Friday, May 13, 2011

Scranton Blogs: Content thief?

We're always on the search for local bloggers to link to from NEPA Blogs.  There are lots of blogs out there, and new ones getting started all the time.  One of the ideas behind NEPA Blogs is that if we create the right degree of linkability - many blogs linking to a central blog which links back to all of the other blogs - everyone will benefit.  The little blogs will benefit from being linked to by a site that is linked to by the big blogs, and the big blogs will benefit from being linked to by a site that is linked to by lots of little sites.

The structure of NEPA Blogs is designed to encourage posting activity.  The most recently updated blogs appear at the top of the sidebar, if those blogs are equipped with an RSS or Atom feed.  The more often you post, the more often you will be at the top of the sidebar, and the more easily readers will find your site.

We find blogs in all sorts of ways:  People can send them in, or we can come across them accidentally, or find them on another NEPA Blogger's blogroll.  Sometimes we go out and do brute-force searches on terms like "nepa blogger" or "wilkes-barre blogs" or "scranton blogs."

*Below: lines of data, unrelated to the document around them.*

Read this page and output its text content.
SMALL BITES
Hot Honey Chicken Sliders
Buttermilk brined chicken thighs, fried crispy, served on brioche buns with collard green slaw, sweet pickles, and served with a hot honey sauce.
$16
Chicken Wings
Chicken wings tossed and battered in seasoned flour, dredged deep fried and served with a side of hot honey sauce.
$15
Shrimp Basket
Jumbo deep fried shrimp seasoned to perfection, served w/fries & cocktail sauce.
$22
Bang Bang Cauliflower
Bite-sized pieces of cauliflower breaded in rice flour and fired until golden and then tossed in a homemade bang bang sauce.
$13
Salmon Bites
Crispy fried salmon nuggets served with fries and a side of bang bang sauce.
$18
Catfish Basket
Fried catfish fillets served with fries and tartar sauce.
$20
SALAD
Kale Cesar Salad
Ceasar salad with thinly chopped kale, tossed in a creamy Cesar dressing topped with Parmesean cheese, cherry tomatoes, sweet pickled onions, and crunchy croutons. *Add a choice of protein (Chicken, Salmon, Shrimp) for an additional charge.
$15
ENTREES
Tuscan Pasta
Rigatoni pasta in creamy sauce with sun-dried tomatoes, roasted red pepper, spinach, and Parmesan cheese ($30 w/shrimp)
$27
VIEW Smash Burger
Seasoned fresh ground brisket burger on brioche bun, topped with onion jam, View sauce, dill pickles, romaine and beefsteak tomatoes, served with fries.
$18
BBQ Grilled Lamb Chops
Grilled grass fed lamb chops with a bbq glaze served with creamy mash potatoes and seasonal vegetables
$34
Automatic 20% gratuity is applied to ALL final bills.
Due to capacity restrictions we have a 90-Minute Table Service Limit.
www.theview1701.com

One of those last returned a hit for scrantonblogs.com.  It advertises itself as "A Blogging Network For Scranton Bloggers!"  Great, I thought, someone else is doing the same thing.  I'll just link to them and...

The content on Scranton Blogs looked a little familiar.  Very familiar.  Heck, I had written a lot of it.  And so had NEPA Mom, and Mark Cour, and Stephen Albert, and Andy Palumbo, and...

It was pretty unnerving to open up someone else's blog and see my own work looking back at me.  And it's not like someone was saying, "Oh, here's an interesting post from anothermonkey.blogspot.com." If it weren't for the fact that I had coded in a slug at the end of my posts during an aborted attempt to set up reposts to Facebook, no one would have known that I wasn't a blogger writing for a site called Scranton Blogs.

So who is responsible for this?

Heh, that's the fun part.  There's no "About Us" for Scranton Blogs.  There is, however, a little note at the very bottom that says "Copyright for all content is attributed to the original author, and their respective websites."  Not that they go out of their way to point to the original authors or their respective websites.  Clicking on my name points to http://scrantonblogs.com/members/d-b-echo/ - making me look like I'm a "member" of Scranton Blogs who writes for them.  (I am not, and I do not.)  Clicking on the post title for my most recent post points to http://scrantonblogs.com/2011/05/10/weekend-update/, rather than to http://anothermonkey.blogspot.com/2011/05/weekend-update.html.  So the copyright thing at the bottom is just lip service.

Fortunately, a whois search turned up some answers:

Registrant:
Artz Group Inc.


515 Center St.
Scranton, Pennsylvania 18503
United States


Registered through: GoDaddy.com, Inc. (http://www.godaddy.com)
Domain Name: SCRANTONBLOGS.COM
Created on: 13-May-09
Expires on: 13-May-12
Last Updated on: 30-Apr-11


Administrative Contact:
Group, Artz dns@artzgroupinc.com
Artz Group Inc.
515 Center St.
Scranton, Pennsylvania 18503
United States
+1.5702908301


Technical Contact:
Group, Artz dns@artzgroupinc.com
Artz Group Inc.
515 Center St.
Scranton, Pennsylvania 18503
United States
+1.5702908301


Domain servers in listed order:
NS2.BIOMEGATECH-HOSTING.COM
NS1.BIOMEGATECH-HOSTING.COM


Registry Status: clientDeleteProhibited
Registry Status: clientRenewProhibited
Registry Status: clientTransferProhibited
Registry Status: clientUpdateProhibited


I think I'll have a word with them. Though those email addresses don't look very functional.

In the meantime, I'll cross-post this on NEPA Blogs and Another Monkey.  And if this works the way I think it does, this post will automatically be displayed on the Scranton Blogs site as well.  Let this be their top story for a while.

UPDATE, 5/12/2011:
Now my posts aren't displayed there anymore, but the other bloggers' posts are. I've already let several of the other content theft victims know, and I can just work through the rest of the list.



The proper thing to do, if the person running Scranton Blogs wanted to do something like this, would be:


- Post excerpts from blog posts, rather than repost the whole things
- Include links to the original posts, both as a title and a "Read the rest here..."
- Give full attribution to the bloggers and blogs from which these posts are being taken
- Remove any language or architecture that gives the impression that the blog authors are actually working for Scranton Blogs


Not that it should be necessary for anyone to explain all that to this person. But apparently he still doesn't get it.

1 comment:

Stephen Albert said...

Thanks for point this out. I'm actually trying to load the Scranton Blogs page, without much success. Bottom line is that I'm fine with anyone referencing my crap, but at least reference via a link back to my page for the details.